Warum haben sich die Leistungen der Schüler in Deutschland in den vergangenen Jahren derart verschlechtert?
Zum einen hat sich die Zusammensetzung der Schülerschaft verändert. Wir haben immer mehr Kinder aus bildungsfernen Haushalten, also mit Eltern, die selbst keine abgeschlossene Berufsausbildung haben. Oft haben diese Kinder zudem einen Migrationshintergrund und sprechen zu Hause nicht unbedingt Deutsch, was es ihnen erschwert, in der Schule dem Unterricht zu folgen oder zum Beispiel Textaufgaben zu verstehen.
Deutschland braucht Zuwanderung – das steht aufgrund des demografischen Wandels und des Fachkräftemangels außer Frage. Wir müssen das Bildungssystem insgesamt stärken, um zugewanderte Kinder aus bildungsfernen Haushalten besser zu fördern.
Wie kann das funktionieren?
Am besten fängt das schon in der Kita an, besonders wichtig ist dabei die Sprachentwicklung. Um den Kindern dabei gezielt helfen zu können, wären verbindliche Sprachstandserhebungen und -fördermaßnahmen sinnvoll – natürlich spielerisch umgesetzt. Das ist zum Beispiel in Hamburg schon Praxis. Ein Problem dabei ist, dass die Kita-Besuchsquote von Kindern mit Migrationshintergrund im Alter zwischen drei und sechs Jahren mittlerweile auf unter 80 Prozent gesunken ist. Wir müssen also auch stärker für Kitas werben. Und natürlich dort, wo Kitaplätze nach wie vor knapp sind, das Angebot ausbauen.
Und in den Schulen?
In den Kindergärten wird der Grundstein gelegt, auf dem man in den Schulen aufbauen muss. Um dort die Kinder individuell zu fördern, müssen wir vor allem die Lehrkräfte stärker unterstützen. Das geht durch den Aufbau von multiprofessionellen Teams mit Fachkräften in Bereichen wie Schulpsychologie, Schulsozialarbeit, Integration, aber auch IT. Solche Teams könnten die Lehrkräfte entlasten, sodass diese mehr Zeit für die individuelle Förderung der Schüler haben. Das Startchancenprogramm kann hier helfen und sollte ausgeweitet werden.
Wir müssen das Bildungssystem insgesamt stärken, um zugewanderte Kinder aus bildungsfernen Haushalten besser zu fördern.
Ein weiterer Ansatzpunkt: verbindliche Vergleichsarbeiten. Wenn jede Schule mindestens zwei Vergleichsarbeiten im Abstand von ein paar Jahren schreiben lässt, kann man individuell ermitteln, wie sich die Kompetenzen der Schüler entwickelt haben. So lassen sich Leuchtturmschulen identifizieren, in denen es besonders gute Lernzuwächse gibt. Dann kann man prüfen, was sich andere Schulen davon abschauen können.
Wir müssen in Deutschland also insgesamt die Datenlage ausbauen und dann entsprechende Handlungen daraus ableiten.

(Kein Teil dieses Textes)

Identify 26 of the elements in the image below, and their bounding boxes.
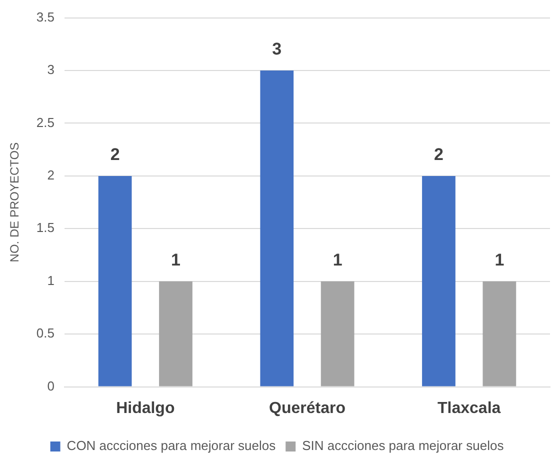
bar	[482, 281, 516, 386]
x-tick-label: Hidalgo	[116, 400, 175, 417]
y-tick-label: 2.5	[36, 114, 54, 130]
bar	[260, 70, 294, 386]
y-tick-label: 3	[47, 62, 54, 78]
data-label: 2	[434, 145, 444, 164]
bar	[422, 176, 456, 386]
data-label: 1	[171, 250, 180, 270]
y-tick-label: 1.5	[36, 220, 54, 236]
bar	[98, 176, 132, 386]
legend-label: SIN accciones para mejorar suelos	[302, 438, 504, 454]
bar	[320, 281, 354, 386]
data-label: 3	[272, 40, 282, 59]
y-tick-label: 0.5	[36, 326, 54, 341]
data-label: 1	[332, 250, 342, 270]
y-axis-title: NO. DE PROYECTOS	[8, 142, 22, 262]
data-label: 2	[110, 145, 120, 164]
x-tick-label: Querétaro	[269, 400, 346, 417]
x-tick-label: Tlaxcala	[438, 400, 501, 417]
y-tick-label: 2	[47, 168, 54, 183]
data-label: 1	[494, 250, 504, 270]
y-tick-label: 0	[47, 378, 54, 394]
legend-label: CON accciones para mejorar suelos	[66, 438, 276, 454]
bar	[159, 281, 192, 386]
y-tick-label: 3.5	[36, 9, 54, 24]
y-tick-label: 1	[47, 272, 54, 288]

Hilft dabei die Digitalisierung?
Das hängt vom Einsatz ab. Auf der einen Seite sehen wir in den PISA-Daten, dass Kinder, die mehrere Stunden ihrer täglichen Freizeit mit Social Media verbringen, im Schnitt schlechter abschneiden. Das, was ich morgens im Unterricht lerne, muss sich schließlich noch im Kopf verfestigen und verarbeitet werden. Wenn ich dann durch die permanente Nutzung des Smartphones ständig neue Impulse habe, erschwert das diesen Prozess. So geht auch ein Stück weit die Konzentrationsfähigkeit der Kinder verloren.

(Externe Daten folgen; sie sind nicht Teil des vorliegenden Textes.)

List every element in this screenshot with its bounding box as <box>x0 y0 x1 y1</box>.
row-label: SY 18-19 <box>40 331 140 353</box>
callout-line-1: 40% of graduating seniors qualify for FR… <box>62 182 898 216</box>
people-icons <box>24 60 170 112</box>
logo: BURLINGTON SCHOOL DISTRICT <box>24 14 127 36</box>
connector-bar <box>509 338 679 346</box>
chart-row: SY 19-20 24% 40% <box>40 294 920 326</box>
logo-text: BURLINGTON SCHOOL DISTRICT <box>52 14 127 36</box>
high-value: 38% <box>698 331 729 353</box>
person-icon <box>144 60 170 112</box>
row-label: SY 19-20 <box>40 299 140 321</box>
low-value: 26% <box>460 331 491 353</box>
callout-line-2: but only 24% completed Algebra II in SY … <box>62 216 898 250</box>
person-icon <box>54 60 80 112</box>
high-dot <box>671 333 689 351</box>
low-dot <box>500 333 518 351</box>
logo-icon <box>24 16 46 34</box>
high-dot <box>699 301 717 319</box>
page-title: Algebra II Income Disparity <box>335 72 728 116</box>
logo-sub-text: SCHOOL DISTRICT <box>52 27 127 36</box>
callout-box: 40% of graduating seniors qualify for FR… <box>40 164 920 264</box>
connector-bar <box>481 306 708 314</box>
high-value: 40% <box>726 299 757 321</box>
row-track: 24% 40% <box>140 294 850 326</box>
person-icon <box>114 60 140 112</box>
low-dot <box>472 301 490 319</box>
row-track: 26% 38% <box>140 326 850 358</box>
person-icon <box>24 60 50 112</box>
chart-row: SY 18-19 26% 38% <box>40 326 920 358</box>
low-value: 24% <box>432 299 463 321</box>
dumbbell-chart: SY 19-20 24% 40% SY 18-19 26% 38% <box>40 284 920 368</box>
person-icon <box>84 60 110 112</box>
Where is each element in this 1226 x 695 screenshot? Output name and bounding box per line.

Auf der anderen Seite bietet die Digitalisierung durch moderne, innovative Lehrmittel eine große Chance, Kinder zum Lernen zu motivieren. Mit entsprechenden Sharing-Plattformen müsste sich zudem nicht jede Lehrkraft eigenes Material zu einem Thema überlegen und aufwendig vorbereiten. Meine Hoffnung wäre, dass so eine große Auswahl an hochwertigen Lernangeboten verfügbar wird, von der Schulen deutschlandweit profitieren können.